Das Jahr 2021 wird Marleen Schimmer wohl ewig in Erinnerung bleiben. Zunächst spielte die 21-jährige Mainzerin eine bockstarke Saison für die Grand Canyon Universität von Phoenix im US-Bundesstaat Arizona, dann folgte kurz vor Weihnachten der Draft, das Auswahlverfahren der Amateur- und Jugendspielerinnen für die National Women´s Soccer League.

Seitdem hat sich viel verändert im Leben der Stürmerin, die es 2018 vom TSV Schott Mainz in die USA zog und dort im Hauptfach Psychologie studierte. Denn bereits in der ersten Runde wurde Schimmer von den San Diego Waves ausgewählt und damit unter Vertrag gestellt. Damit geht für die ehrgeizige Deutsche ein Traum in Erfüllung, wie sie im Interview verrät:

Marleen, was war 2021 aus sportlicher Sicht für ein Jahr für dich?

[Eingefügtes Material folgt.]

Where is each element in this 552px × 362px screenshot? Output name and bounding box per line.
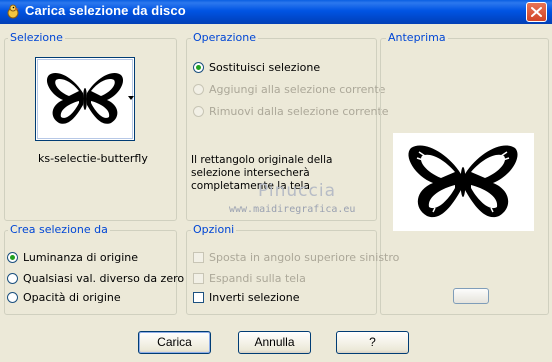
radio-source-luminance-button[interactable] <box>7 252 18 263</box>
selection-name: ks-selectie-butterfly <box>38 152 148 165</box>
radio-add-selection-label: Aggiungi alla selezione corrente <box>209 83 386 96</box>
selezione-legend: Selezione <box>8 31 65 44</box>
chevron-down-icon[interactable] <box>128 96 134 100</box>
selection-thumbnail-dropdown[interactable] <box>35 57 135 141</box>
butterfly-preview <box>408 145 518 218</box>
checkbox-expand-canvas-box[interactable] <box>193 273 204 284</box>
bird-app-icon <box>7 4 19 19</box>
watermark-url: www.maidiregrafica.eu <box>229 204 356 215</box>
radio-source-opacity-label: Opacità di origine <box>23 291 121 304</box>
preview-area <box>393 133 534 231</box>
radio-add-selection-button[interactable] <box>193 84 204 95</box>
radio-any-nonzero-label: Qualsiasi val. diverso da zero <box>23 272 185 285</box>
checkbox-expand-canvas-label: Espandi sulla tela <box>209 272 306 285</box>
opzioni-legend: Opzioni <box>191 223 237 236</box>
help-button[interactable]: ? <box>336 331 409 354</box>
radio-remove-selection-button[interactable] <box>193 106 204 117</box>
radio-any-nonzero-button[interactable] <box>7 273 18 284</box>
butterfly-thumbnail <box>46 73 124 124</box>
operazione-legend: Operazione <box>191 31 258 44</box>
radio-source-opacity-button[interactable] <box>7 292 18 303</box>
radio-source-luminance-label: Luminanza di origine <box>23 251 138 264</box>
title-bar[interactable]: Carica selezione da disco <box>0 0 552 24</box>
radio-replace-selection-button[interactable] <box>193 62 204 73</box>
load-button[interactable]: Carica <box>138 331 211 354</box>
window-title: Carica selezione da disco <box>25 3 186 18</box>
preview-zoom-button[interactable] <box>453 288 489 304</box>
anteprima-legend: Anteprima <box>386 31 448 44</box>
crea-selezione-legend: Crea selezione da <box>8 223 110 236</box>
cancel-button[interactable]: Annulla <box>238 331 311 354</box>
checkbox-invert-selection-box[interactable] <box>193 292 204 303</box>
close-icon <box>531 7 542 17</box>
load-selection-dialog: Carica selezione da disco Selezione ks-s… <box>0 0 552 362</box>
checkbox-move-top-left-label: Sposta in angolo superiore sinistro <box>209 251 400 264</box>
watermark-name: Pinuccia <box>258 181 336 201</box>
checkbox-move-top-left-box[interactable] <box>193 252 204 263</box>
close-button[interactable] <box>526 2 547 22</box>
checkbox-invert-selection-label: Inverti selezione <box>209 291 300 304</box>
radio-remove-selection-label: Rimuovi dalla selezione corrente <box>209 105 389 118</box>
radio-replace-selection-label: Sostituisci selezione <box>209 61 321 74</box>
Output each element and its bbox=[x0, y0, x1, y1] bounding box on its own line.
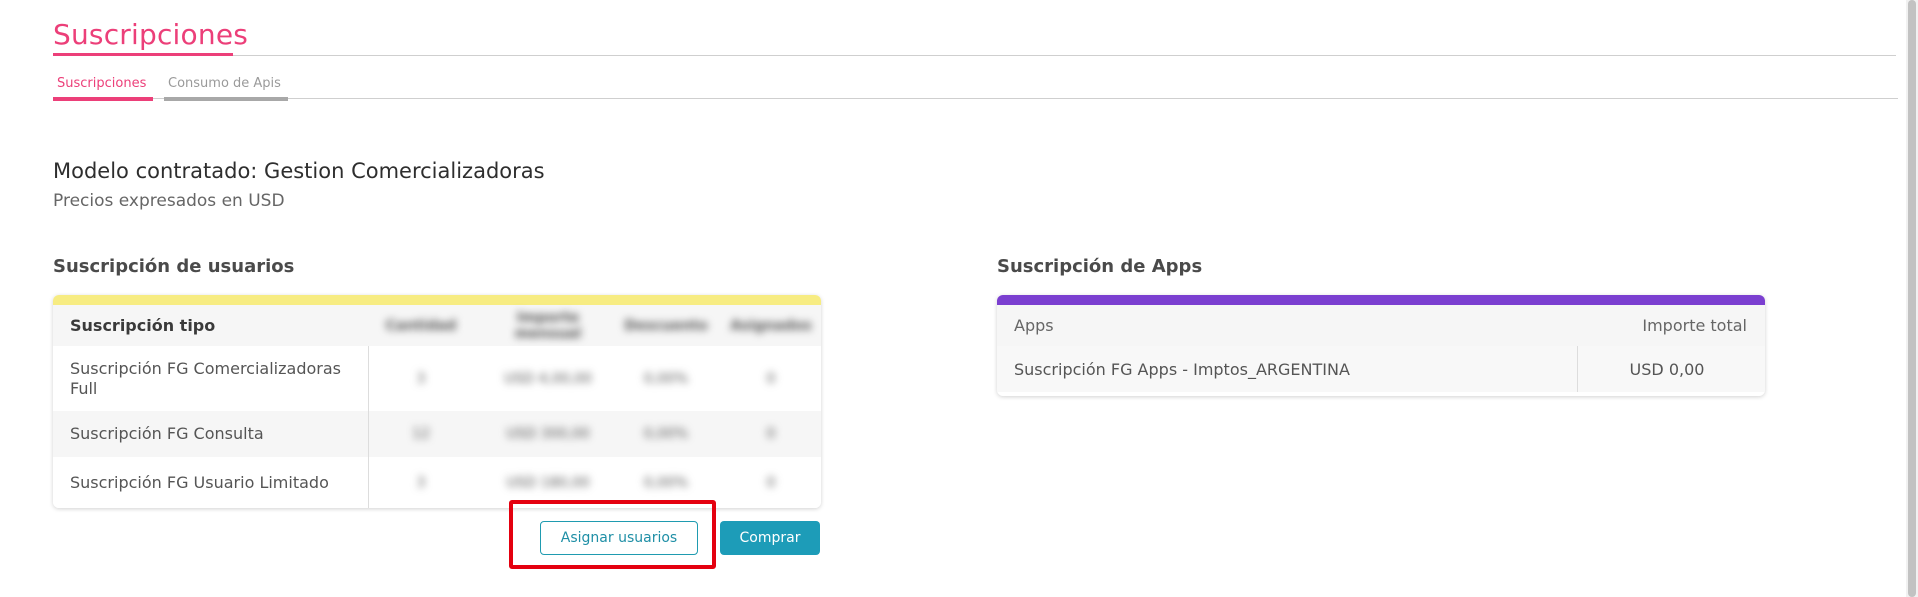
column-header-type: Suscripción tipo bbox=[70, 316, 216, 335]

Das letzte Jahr lief echt super und ich hätte es mir nicht besser vorstellen können. Fußballerisch wird das schwer zu toppen sein, denn mit 13 Toren und 14 Assists in 22 Spielen hatte ich eine recht erfolgreiche Saison. Ehrlich gesagt habe ich es einfach nur genossen und bin sehr glücklich darüber, wie es gelaufen ist.

Wie hast du die Zeit vor dem Draft erlebt?

Die Woche davor war ich einfach nur extrem nervös und angespannt. Da habe ich alle möglichen Szenarien in meinem Kopf durchgespielt, aber letztendlich kannst du das ja nicht beeinflussen, sondern musst einfach nur darauf hoffen, dass das Team, mit dem du dich die ganze Zeit unterhalten hast, dich auch nimmt.

„Meine Mutter hat vor Freude geweint“

Wo warst du als die Entscheidung gefallen ist und wie hast du das Ganze erlebt?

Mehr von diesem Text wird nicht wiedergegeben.